I didn’t really have to face anything that led me to have to make concessions with my own work, change things, or adapt, because my idea was clear, and I’m very familiar with both the canvases and the technique, as well as the life of those canvases, which may seem unique. What did happen is that, taking advantage of the project’s uniqueness – and once I was already there painting –, I offered the possibility of participating to all of the staff of the company that backed the project; I didn’t want it to just be “arrive, paint and leave”, and that way, once again, it’s making “human art”. So I made a proposal to Jaime (Colsa), and he thought it was a good idea and we got to work. In a matter of hours I got clothes and colored jumpsuits from other performances I had done a while ago, and I let whoever wanted to put them on. They didn’t have to, but everyone decided to play along and play at art with me. We were experimenting as if they were coming out of the painting in their colored clothing, creating a sort of living painting, and we were playing, creating a happening. I think it was a good experience for all of us. So, in this case, I was inspired by the canvas, the context, the day and the people and the relationship with them, and it led to interesting things happening, to them having a good time and enjoying it, and me too. The process was rewarding.

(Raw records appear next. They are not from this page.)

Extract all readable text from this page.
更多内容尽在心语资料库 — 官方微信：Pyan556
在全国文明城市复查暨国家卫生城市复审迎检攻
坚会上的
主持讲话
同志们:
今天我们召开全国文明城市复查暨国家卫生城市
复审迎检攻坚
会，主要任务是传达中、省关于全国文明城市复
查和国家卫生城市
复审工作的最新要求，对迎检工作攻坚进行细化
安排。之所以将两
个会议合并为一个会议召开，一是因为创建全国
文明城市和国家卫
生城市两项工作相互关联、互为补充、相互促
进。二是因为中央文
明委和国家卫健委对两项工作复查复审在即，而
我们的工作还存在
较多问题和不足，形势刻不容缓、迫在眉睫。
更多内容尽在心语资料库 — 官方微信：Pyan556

How did you approach the reception of a work like this, in which the spectator comes across it instead of seeking it out, and which doesn’t “circulate” through the usual art channels?
Apart from seeing the work in this context and space, I also considered the time it would take to see it, because the spectator’s “encounter” with the work is fleeting and limited. And that really interested me: the fact that something that seems accessible, in terms of the context or space, to any passer-by, is nonetheless limited by the temporary exposure to it. I like the way it sort of goes against the classic treatment of an object in the art scene, and anyway I’m more than used to not “circulating” through the usual channels.

What about the fleeting nature with which it’s received?
I addressed that very issue by giving the work a sort of first visual reading at a distance, like a spot of undefined moving colors, and another reading close-up, like defined anthropomorphic shapes. That’s something that I’ve also liked to experiment with more explicitly in other works.

How did you approach the scale? Were you used to it?
Yes. I’m more than used to that scale. Ever since I was very young I’ve painted on backdrops for opera that were the same size, and even bigger than the backdrops on the trucks. And murals too, of course.

What does this type of project offer you, and what do you think you bring to the project?
I don’t really know, but it made me want to try things and do more. I’ve got several ideas in mind that I haven’t been able to develop and experiment with, since I only had the opportunity to work on one truck. I imagine that what someone with my background can offer to the project is to give it legitimacy, although that idea may seem ostentatious. I think that, in terms of public spaces, and even more so on the streets, in terms of painting on mobile canvases like wagons, trucks, backdrops…those are all things that I do feel like I represent.

Why is a project like TruckArtProject interesting?
I don’t know, but anyone like me who has experienced artistic work, especially in a public space, on the streets or on mobile canvases, sees the “encounter” with the work as almost fortuitous; and the magic moment of that “encounter” makes the experience interesting and alive. And that’s saying a lot. Transporting the message physically, in societies that are in continuous virtual movement, makes it interesting.